How big is a "big deal"?
Glad you asked! Statewide tourism spending in the state of Washington increased by 4.6% in 2012 over the previous year. Tourism spending in Spokane increased by 7% in the same period, raking in about 600 million in visitor dollars, and when you think about the fact that they have a budget of 3.8 million, that's a whopping 15,700% return on investment.
No small potatoes for a destination this close to the Idaho border, if you're picking up what I'm putting down.
How does it happen?
DMAI's Executive Vice President and COO, Victoria Isley, traveled to attend Visit Spokane's annual meeting and presented on the complexities of destination marketing and how the evolution of travel search and buying impacts the way DMOs like Visit Spokane continue to communicate with travelers. Here are some takeaways:
Destination marketing is complicated.
We operate in a saturated market with a long sales funnel and multiple stakeholder and competitor relationships to manage along the way. In fact, it's less of a funnel these days than it is a twirl-a-whirl. Our job is to make sure our shared, owned, earned, and paid media are all in sync to drive demand for our destinations. We harness the travel industry's economic power for our communities' benefit.
But our tools serve a clear purpose.
When all's said and done, our marketing tools are a means to an end. While consumers may visit 22 websites on average when planning a trip, no one makes a list of websites they want to visit before they die. Getting someone to visit your website is not the end game. Your website, or any other marketing medium, should ultimately help get your destination on people's bucket lists.
And they work.
As word of mouth is still the most trusted source of information for travelers, it's up to DMOs to establish the right mix of channels that not only tells your destination's story, but also makes storytellers out of your visitors. It's about personal expression and not just media impressions, and the more we create the kind of experiences that make visitors want to share, the more we can look forward to bringing economic growth to our local stakeholders.

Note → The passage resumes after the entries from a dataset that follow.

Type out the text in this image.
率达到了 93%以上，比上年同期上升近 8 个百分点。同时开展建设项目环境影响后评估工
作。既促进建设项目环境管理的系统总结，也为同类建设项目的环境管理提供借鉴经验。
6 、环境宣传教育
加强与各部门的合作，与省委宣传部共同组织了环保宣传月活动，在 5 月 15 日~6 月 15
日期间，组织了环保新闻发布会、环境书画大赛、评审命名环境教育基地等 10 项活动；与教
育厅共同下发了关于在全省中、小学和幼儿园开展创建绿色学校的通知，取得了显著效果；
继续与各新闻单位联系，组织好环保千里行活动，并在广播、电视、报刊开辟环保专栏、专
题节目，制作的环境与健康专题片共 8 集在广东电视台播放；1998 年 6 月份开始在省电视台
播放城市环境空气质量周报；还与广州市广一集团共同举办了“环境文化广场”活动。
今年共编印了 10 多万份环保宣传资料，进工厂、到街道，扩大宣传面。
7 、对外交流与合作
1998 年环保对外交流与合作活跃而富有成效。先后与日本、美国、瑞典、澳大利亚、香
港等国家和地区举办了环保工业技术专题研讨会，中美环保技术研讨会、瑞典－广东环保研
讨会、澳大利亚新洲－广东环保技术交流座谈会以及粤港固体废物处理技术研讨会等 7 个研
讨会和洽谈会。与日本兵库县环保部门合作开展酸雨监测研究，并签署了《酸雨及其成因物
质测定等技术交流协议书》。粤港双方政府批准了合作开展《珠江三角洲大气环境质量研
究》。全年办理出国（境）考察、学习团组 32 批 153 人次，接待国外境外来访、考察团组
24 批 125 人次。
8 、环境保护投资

We're so glad to have participated in Visit Spokane's "Big Meeting" this year with several hundred tourism stakeholders. With all the upcoming developments like those surrounding their mobile visitor center, customized visitor service training program for their community, convention center expansion and new, 700-room downtown hotel by local hotelier Walt Worthy, DMAI looks forward to another great meeting in 2014.